Auftakt des Bonner Beethovenfests
5. September 2015"Es ist nur eine Frage der Zeit. Irgendwann, in fünfzig Jahren vielleicht, werden die Leute meine Melodien nach dem Konzert nachpfeifen" - so oder ähnlich äußerte sich einmal der Komponist Arnold Schönberg. Wie eine fromme Hoffnung klingt der Satz, wenn man sich Schönbergs sperrige Kompositionen vorstellt. Doch durch die Wiedergabe seiner Variationen für Orchester Opus 31 beim Eröffnungskonzert des Bonner Beethovenfests ging seine Prophezeiung fast in Erfüllung. Gespielt wurden sie von der Staatskapelle Berlin unter der Leitung seines Chefdirigenten Daniel Barenboim.

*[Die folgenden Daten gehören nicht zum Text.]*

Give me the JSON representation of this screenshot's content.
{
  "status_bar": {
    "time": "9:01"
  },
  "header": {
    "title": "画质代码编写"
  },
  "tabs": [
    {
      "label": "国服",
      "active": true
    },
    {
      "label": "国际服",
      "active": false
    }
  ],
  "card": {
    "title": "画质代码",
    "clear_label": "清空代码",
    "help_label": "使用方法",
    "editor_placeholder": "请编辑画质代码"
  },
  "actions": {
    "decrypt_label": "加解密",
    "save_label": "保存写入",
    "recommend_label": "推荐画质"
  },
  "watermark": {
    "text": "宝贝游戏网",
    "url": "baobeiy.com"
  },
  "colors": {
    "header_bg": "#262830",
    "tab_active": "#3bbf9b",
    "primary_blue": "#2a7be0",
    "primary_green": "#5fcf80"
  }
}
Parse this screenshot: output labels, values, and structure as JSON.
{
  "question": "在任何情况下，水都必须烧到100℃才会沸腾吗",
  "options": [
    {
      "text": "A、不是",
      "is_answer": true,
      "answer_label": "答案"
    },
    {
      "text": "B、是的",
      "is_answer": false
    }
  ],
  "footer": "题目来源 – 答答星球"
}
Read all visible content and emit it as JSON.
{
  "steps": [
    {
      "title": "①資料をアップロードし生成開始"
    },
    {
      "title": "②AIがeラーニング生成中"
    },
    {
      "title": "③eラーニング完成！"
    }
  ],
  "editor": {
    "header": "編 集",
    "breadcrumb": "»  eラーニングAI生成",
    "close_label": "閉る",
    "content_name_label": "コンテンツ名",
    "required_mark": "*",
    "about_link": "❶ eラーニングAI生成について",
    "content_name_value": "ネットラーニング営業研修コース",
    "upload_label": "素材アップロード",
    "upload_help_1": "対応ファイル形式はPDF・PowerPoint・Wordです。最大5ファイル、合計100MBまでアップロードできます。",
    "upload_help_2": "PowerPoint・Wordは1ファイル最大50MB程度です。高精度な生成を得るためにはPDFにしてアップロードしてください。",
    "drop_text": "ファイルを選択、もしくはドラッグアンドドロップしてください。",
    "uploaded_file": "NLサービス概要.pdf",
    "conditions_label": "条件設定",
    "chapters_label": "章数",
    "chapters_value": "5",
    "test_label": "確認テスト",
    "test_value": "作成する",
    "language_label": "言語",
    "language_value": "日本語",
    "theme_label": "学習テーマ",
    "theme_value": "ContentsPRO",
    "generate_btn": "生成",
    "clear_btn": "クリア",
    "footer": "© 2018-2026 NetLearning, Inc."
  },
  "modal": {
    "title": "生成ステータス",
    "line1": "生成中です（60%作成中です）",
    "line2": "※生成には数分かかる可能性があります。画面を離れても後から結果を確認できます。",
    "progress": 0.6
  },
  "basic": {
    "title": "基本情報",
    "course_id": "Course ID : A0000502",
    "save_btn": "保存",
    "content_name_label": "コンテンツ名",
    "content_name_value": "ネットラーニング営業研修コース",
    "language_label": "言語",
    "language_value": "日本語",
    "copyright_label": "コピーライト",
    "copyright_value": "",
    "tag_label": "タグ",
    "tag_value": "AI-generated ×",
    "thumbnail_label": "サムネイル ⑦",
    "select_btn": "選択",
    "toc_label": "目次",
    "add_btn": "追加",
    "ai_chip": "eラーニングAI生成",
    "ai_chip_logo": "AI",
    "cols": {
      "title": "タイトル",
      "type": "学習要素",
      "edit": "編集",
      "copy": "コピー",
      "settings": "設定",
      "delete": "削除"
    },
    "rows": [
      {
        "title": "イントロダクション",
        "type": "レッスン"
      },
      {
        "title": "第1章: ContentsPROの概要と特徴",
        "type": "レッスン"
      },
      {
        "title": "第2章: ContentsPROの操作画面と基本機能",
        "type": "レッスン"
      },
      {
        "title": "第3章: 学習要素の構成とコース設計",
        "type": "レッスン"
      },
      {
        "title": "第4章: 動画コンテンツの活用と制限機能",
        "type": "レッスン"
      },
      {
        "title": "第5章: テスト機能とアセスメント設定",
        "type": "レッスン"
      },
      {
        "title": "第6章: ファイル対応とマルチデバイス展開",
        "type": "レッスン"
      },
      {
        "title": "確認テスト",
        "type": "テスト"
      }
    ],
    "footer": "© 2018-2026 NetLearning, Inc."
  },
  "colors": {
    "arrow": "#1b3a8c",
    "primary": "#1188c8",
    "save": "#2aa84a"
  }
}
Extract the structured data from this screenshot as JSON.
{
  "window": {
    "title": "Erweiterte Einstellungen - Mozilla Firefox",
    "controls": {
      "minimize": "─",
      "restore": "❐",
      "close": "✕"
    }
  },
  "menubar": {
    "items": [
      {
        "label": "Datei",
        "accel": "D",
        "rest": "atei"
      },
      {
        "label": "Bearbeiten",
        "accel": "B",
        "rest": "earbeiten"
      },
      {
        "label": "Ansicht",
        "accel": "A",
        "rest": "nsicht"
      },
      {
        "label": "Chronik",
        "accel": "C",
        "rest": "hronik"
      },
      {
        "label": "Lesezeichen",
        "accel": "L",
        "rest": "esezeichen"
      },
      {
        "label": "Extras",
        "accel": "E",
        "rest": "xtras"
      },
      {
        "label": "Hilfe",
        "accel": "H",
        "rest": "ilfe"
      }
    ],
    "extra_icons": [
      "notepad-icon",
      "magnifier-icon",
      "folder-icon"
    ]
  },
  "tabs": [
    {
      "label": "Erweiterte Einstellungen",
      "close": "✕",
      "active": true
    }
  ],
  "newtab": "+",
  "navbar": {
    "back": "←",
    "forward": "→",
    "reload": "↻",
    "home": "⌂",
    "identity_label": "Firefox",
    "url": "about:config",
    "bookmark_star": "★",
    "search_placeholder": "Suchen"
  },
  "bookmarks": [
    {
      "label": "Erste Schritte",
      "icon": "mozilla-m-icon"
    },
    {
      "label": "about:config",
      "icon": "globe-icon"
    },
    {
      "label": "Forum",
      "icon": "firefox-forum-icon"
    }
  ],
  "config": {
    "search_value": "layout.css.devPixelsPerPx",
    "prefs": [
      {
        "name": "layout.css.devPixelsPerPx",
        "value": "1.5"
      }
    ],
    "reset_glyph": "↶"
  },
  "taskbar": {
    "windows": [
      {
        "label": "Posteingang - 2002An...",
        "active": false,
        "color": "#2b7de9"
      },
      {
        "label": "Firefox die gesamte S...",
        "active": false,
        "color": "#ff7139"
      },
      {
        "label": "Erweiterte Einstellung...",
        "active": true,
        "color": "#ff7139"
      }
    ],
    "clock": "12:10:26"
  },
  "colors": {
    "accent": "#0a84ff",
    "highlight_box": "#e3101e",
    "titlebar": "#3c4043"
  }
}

Schönbergs Melodieverläufe haben oft nur einen geringen Wiedererkennungswert. Schließlich sind sie durch die von ihm entwickelte Zwölftontechnik eher abstrakt, sogar mathematisch geprägt. Doch als Daniel Barenboim beim Eröffnungskonzert Schönberg dirigierte - erstaunlicherweise ohne Partitur - konnte man die Motive, Verläufe und musikalischen Ereignisse genau verfolgen. Überraschende Momente, beruhigende und beunruhigende gleichermaßen, prägen das bunt schillernde, etwa halbstündige Werk aus dem Jahr 1928. Auch das Publikum war von der Leichtigkeit des Stücks angetan.
Vertrautes und Neues
Um Wiedererkennungsmomente geht es auch bei Kompositionen mit Thema und Variationen. Ludwig van Beethoven sprach von "Veränderungen", ein Motto, das dem diesjährigen Beethovenfest vorangestellt ist. Beim Eröffnungskonzert erklang die Musik Schönbergs neben der Egmont-Ouvertüre von Ludwig van Beethoven und der Sinfonie Nr. 1 von Edward Elgar.
Egmont, ein niederländischer Freiheitskämpfer aus dem Mittelalter, wurde in einem Trauerspiel von Johann Wolfgang von Goethe verewigt. Vor allem aber bleibt er in Erinnerung durch die Schauspielmusik, die Ludwig van Beethoven dazu schrieb. "Eine politische Musik" nannte sie der Bonner Oberbürgermeister Jürgen Nimptsch in seiner Ansprache vor dem Konzert. Einen Kontrast dazu bildete Elgars erste durch und durch romantische Sinfonie, die an Johannes Brahms erinnert, der wiederum ohne Beethovens Einflüsse ein anderer geworden wäre. "Keiner der nachfolgenden Komponisten kommt um Beethoven herum," betonte Festivalintendantin Nike Wagner in ihrer Ansprache.
Nike Wagners Programm bekräftigt die wegweisende Bedeutung Beethovens
So gesehen, erscheint es fast als ein Leichtes, ein Beethovenfest zu programmieren: Der Komponist nahm so viel Einfluss, dass man bei nachfolgenden Komponisten oftmals einen Beethovenbezug ausmachen kann. Ganz so leicht macht es sich Nike Wagner als Festivalintendantin jedoch nicht, wie unschwer an den mehr als fünfzig Veranstaltungen des diesjährigen Programms, das bis zum 4. Oktober andauert, zu erkennen ist.
Der Festivalauftakt überzeugte und lässt auf weitere Höhepunkte hoffen. "Großartig, technisch brillant", nannte DW-Intendant Peter Limbourg den Eröffnungsabend. "Ich denke, es ist wunderbar für diese Stadt, dass dieses Festival ein so hervorragendes Publikum und hervorragende Musiker vorweisen kann, und ich freue mich auf die kommenden Wochen."